Recently, Anaheim, California ("Gleaming new transportation hub reflects OC's embrace of public transit," Los Angeles Times; "Anaheim's new ARTIC: Icon or eyesore?," Orange County Register) and Rochester, New York ("Touring Rochester's shiny new transit center," Rochester Democrat & Chronicle) opened new multimodal stations that provide a different example.
The Anaheim station was created as a display of noteworthy architecture, while the Rochester Transit Center isn't particularly beautiful on the outside, it still looks better than the SSTC.
station in Rochester took a long time and had issues ("Learn from mistakes with transit center," RDC), not in construction, but originally the plan was to do a mixed use project with other revenue generating commercial space, but the economics of doing so were not favorable.
Rochester's commercial real estate market has been battered by the decline of Kodak and Xerox, the city's two biggest corporations which once employed many tens of thousands of workers.
The station cost $50 million to build and was tied up for decades in squabbling between Republicans and Democrats (Democrats opposed it because former Republican Senator D'Amato came up with seed money).
It's 87,000 square feet and provides indoor waiting areas for riders, not unlike how an inter-city bus terminal is set up, with "gates" where passengers board.
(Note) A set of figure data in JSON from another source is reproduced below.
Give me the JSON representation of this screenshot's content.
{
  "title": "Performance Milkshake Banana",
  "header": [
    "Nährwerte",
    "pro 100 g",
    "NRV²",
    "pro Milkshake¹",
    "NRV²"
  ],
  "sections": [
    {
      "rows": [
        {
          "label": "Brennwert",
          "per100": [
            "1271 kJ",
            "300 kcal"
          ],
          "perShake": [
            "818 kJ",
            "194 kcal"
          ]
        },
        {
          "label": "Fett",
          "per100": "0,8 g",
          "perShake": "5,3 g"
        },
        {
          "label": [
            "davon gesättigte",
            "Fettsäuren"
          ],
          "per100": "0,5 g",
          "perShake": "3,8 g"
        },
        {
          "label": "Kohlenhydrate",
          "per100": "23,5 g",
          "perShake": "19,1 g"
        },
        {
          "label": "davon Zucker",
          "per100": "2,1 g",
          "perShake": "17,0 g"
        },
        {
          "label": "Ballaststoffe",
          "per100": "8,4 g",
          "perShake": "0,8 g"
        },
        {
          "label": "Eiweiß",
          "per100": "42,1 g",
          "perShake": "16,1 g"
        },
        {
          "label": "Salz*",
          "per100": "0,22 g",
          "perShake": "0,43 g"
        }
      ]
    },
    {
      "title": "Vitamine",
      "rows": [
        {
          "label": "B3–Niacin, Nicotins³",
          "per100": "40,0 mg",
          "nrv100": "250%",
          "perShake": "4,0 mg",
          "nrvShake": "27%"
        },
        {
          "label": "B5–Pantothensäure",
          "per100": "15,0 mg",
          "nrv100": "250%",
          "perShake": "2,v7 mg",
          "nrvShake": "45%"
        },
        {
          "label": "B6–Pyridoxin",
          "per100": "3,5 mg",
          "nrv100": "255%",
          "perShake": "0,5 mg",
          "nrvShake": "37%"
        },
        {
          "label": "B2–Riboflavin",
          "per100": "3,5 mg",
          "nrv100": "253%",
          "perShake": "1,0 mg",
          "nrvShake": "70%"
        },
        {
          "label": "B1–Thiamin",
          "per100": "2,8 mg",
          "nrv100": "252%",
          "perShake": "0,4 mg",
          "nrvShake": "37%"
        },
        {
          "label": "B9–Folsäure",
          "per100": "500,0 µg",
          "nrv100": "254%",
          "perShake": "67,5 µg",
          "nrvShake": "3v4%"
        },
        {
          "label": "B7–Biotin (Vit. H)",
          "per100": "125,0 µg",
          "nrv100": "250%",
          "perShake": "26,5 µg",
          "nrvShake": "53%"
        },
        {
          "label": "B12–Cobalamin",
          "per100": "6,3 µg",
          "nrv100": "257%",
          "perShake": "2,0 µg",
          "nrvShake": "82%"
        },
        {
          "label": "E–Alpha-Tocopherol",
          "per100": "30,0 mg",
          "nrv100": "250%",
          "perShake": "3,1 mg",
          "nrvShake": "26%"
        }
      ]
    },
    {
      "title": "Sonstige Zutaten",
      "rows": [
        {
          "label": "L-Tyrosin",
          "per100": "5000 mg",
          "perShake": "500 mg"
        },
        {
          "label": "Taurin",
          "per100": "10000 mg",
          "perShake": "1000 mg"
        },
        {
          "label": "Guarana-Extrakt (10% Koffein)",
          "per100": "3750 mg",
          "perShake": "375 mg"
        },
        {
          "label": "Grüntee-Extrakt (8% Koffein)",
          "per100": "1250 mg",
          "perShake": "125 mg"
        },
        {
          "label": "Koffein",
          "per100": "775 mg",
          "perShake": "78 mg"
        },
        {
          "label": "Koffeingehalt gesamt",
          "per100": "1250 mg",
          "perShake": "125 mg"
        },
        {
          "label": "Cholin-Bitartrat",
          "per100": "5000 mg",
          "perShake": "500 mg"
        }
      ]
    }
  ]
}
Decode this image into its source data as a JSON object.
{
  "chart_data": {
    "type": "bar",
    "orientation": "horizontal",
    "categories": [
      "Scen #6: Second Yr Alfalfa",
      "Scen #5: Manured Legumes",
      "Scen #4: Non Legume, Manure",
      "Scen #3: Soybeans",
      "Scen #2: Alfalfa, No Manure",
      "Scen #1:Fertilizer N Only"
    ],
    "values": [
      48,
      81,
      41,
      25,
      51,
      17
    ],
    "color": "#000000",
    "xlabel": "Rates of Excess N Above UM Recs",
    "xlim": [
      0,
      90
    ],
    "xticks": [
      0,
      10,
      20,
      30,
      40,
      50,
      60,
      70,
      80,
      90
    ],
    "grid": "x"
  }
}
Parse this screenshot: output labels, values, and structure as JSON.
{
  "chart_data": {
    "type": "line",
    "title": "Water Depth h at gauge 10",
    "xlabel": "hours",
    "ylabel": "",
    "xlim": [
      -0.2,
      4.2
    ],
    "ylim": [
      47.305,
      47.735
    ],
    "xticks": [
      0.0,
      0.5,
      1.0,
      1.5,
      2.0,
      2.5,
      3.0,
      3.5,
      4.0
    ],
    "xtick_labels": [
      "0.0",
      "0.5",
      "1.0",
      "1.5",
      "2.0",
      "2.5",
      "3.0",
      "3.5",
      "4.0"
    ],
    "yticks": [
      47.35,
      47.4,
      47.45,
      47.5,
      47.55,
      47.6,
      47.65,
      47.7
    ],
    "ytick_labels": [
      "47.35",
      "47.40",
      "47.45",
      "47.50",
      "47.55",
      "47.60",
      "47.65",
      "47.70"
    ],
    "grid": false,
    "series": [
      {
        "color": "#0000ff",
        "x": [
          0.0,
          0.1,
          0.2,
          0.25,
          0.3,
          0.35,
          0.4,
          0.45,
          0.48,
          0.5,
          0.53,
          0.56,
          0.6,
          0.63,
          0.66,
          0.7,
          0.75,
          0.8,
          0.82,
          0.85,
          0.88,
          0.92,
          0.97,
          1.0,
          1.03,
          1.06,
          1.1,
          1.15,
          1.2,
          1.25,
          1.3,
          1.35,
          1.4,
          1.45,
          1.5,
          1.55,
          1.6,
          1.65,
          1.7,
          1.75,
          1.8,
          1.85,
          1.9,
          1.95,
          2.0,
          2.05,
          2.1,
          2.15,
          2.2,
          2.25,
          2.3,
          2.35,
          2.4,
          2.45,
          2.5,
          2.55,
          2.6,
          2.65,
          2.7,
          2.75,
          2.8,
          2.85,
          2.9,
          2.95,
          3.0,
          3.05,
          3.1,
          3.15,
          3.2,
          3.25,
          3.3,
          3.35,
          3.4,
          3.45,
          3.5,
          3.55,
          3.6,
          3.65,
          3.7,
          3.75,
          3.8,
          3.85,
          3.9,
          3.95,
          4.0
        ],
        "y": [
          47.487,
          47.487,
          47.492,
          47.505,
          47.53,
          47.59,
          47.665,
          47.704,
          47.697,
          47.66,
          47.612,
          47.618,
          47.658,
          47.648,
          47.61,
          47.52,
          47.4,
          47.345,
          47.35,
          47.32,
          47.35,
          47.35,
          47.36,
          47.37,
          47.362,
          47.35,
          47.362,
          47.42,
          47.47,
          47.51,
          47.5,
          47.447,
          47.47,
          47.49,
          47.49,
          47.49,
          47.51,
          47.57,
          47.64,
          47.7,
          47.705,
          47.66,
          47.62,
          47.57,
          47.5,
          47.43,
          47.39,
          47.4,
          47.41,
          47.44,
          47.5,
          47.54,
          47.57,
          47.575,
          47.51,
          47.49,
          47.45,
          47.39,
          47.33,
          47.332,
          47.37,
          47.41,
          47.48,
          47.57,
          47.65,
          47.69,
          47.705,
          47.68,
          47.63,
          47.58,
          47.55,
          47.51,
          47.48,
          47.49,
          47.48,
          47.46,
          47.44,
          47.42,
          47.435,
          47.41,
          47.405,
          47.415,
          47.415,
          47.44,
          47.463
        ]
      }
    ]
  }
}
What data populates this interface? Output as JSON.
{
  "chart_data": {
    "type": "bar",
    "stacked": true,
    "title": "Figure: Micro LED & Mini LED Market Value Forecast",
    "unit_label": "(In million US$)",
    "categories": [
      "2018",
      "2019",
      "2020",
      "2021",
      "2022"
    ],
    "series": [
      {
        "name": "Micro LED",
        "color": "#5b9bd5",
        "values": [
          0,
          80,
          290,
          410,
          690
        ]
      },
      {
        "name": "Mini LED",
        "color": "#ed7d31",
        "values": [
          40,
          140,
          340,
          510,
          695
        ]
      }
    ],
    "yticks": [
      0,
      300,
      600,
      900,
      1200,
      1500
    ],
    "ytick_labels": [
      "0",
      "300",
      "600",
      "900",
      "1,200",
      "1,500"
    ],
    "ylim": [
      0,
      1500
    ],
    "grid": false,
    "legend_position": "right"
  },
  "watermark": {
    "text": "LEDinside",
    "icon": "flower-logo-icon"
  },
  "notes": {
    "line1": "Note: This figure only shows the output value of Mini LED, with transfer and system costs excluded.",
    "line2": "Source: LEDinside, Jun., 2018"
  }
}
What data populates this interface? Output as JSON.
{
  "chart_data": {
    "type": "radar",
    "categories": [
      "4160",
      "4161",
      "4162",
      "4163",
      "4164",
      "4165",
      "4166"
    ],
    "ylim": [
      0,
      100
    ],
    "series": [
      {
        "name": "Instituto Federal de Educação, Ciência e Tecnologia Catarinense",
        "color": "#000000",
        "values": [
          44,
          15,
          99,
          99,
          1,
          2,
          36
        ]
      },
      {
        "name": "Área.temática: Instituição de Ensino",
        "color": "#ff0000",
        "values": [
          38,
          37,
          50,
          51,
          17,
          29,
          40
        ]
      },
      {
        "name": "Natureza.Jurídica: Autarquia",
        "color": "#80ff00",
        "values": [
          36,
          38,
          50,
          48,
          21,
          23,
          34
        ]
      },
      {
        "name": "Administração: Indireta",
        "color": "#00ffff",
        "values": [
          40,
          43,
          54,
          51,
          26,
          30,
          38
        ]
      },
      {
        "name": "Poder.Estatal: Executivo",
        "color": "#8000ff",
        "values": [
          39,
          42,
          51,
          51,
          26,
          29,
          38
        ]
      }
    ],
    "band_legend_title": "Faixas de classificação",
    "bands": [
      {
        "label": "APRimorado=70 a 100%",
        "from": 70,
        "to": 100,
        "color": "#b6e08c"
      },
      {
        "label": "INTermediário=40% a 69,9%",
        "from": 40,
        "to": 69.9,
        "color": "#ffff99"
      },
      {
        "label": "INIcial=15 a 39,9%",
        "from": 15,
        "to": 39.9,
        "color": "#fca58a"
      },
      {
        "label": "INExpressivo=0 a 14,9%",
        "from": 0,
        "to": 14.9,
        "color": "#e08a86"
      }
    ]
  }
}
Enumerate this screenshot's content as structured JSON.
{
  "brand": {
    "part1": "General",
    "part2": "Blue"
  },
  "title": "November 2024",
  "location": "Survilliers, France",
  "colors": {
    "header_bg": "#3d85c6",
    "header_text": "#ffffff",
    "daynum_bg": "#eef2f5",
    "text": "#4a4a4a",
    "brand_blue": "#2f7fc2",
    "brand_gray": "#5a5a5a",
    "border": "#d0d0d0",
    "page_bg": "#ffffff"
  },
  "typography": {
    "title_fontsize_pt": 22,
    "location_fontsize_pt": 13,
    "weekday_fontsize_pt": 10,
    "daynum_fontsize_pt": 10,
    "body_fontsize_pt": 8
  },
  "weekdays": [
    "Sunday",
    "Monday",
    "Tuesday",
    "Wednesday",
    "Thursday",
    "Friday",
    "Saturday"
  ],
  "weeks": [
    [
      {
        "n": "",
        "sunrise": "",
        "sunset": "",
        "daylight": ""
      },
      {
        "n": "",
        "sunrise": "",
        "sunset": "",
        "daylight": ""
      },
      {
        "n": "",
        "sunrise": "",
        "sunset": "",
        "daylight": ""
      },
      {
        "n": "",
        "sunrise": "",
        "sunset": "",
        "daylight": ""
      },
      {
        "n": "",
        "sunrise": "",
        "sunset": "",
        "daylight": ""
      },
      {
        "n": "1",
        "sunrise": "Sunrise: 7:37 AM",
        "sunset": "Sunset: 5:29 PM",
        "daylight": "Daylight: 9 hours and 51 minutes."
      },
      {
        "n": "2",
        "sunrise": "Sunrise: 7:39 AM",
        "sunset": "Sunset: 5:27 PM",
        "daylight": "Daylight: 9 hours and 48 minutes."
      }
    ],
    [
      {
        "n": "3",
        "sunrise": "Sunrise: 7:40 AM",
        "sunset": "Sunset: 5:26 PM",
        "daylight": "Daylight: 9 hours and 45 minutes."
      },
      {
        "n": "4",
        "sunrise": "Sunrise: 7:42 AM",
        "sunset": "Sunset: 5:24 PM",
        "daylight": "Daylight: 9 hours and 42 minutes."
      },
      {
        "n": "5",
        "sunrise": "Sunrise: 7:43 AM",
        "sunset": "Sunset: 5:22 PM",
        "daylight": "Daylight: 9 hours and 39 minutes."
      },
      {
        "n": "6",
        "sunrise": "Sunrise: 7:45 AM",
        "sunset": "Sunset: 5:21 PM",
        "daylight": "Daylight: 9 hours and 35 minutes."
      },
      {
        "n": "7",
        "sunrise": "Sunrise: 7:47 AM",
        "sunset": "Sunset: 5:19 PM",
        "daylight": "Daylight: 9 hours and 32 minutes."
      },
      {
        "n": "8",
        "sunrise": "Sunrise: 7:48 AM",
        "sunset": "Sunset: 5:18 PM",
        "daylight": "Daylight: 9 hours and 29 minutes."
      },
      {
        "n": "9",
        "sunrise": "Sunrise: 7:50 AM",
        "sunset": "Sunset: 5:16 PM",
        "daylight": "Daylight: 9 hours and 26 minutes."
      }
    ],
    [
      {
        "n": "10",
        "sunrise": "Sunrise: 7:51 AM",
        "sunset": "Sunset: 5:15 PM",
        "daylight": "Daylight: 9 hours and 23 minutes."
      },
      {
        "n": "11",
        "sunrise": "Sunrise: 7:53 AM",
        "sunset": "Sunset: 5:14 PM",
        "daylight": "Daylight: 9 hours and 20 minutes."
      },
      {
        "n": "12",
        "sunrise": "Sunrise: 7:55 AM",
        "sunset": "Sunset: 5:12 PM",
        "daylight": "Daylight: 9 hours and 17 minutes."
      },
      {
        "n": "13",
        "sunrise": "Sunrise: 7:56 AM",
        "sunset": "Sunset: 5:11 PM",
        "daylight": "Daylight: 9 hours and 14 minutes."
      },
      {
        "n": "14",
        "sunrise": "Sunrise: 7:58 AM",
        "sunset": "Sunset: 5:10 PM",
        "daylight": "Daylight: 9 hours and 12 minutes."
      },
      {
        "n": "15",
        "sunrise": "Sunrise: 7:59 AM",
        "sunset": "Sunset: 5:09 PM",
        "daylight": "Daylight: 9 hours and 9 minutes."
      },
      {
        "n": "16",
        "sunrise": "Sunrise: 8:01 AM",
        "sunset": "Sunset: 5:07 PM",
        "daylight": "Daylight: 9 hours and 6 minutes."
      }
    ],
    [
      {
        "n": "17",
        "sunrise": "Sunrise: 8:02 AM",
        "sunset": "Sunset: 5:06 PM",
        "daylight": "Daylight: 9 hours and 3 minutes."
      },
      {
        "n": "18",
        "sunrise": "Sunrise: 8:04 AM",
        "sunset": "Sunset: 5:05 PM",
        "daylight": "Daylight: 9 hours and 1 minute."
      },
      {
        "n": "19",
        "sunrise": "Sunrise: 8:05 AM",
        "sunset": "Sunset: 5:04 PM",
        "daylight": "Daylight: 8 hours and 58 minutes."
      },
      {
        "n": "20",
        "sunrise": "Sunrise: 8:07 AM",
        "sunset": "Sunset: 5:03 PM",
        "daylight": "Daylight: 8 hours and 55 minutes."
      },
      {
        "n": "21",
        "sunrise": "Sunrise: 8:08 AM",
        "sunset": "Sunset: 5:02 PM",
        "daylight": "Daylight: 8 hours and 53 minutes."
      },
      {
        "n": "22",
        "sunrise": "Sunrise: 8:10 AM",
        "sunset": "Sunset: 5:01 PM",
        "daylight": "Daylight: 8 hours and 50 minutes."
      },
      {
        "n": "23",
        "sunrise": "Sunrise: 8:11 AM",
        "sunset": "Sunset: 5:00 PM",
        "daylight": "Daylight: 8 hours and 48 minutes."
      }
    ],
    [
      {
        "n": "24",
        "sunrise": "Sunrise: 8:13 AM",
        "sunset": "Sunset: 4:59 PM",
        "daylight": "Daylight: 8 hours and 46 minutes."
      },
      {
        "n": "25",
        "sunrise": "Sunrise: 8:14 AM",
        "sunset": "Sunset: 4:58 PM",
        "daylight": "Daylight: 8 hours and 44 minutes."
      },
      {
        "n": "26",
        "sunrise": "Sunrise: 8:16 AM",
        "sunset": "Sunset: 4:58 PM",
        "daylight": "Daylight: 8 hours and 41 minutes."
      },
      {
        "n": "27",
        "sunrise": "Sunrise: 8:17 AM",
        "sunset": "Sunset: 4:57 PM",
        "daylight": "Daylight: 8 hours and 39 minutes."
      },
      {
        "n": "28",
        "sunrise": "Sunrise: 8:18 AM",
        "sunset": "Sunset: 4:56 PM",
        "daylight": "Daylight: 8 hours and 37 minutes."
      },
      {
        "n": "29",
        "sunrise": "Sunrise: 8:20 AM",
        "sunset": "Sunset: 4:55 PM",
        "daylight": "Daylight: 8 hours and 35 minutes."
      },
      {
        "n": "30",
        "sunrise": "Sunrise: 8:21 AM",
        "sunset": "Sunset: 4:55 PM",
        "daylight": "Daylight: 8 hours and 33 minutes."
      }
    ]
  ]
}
The station has an integrated bus arrival and departure information system.
They aren't providing wi-fi services, don't have restaurants (they direct patrons to nearby businesses) and it's unclear what accommodations are provided for bicycle parking.
Anaheim. With a grand opening this weekend, and in operation for the past week, the new ARTIC, or Anaheim Regional Transportation Intermodal Center, was built by the Orange County Transportation Authority for the city, as a replacement for the city's existing train station, and integrates bus and other mobility services. The station will have a number of restaurants and retail shops.
Rendering by HOK.
Unlike the SSTC, the ARTIC was designed to project a strong image and identity for the city, which is best known as the home of Disneyland, and secondarily as the home of the Anaheim Ducks professional hockey team.
The 68,000 square foot structure cost $105 million to build, but other costs pushed the total project cost to $190 million, mostly paid for by the transit system, and the intent is for retail rent revenues to cover the annual operations, which will be the responsibility of the City of Anaheim.
The interior of the ARTIC looks like it will be much more interesting than that of the Silver Spring Transit Center, based on this rendering from HOK.
The idea is that the station would serve as a terminal for high speed rail. Present-day expectations are for about 8,000 riders to pass through the station each day, using Metrolink, Amtrak (the Pacific Surfliner is a kick-butt regional transit service that is much nicer than the Amtrak regional service in the Northeast corridor), local and regional bus service, inter-city bus, and taxis.
The station also has enhanced bike parking, free wi-fi service throughout the complex, and phone stations with extra electric charging capabilities.
Conclusion. When you're spending more than $100 million on transit infrastructure, you might as well make it attractive rather than utilitarian and ordinary, so that the project will have more and a greater number of benefits to the community beyond providing a roof for transit riders.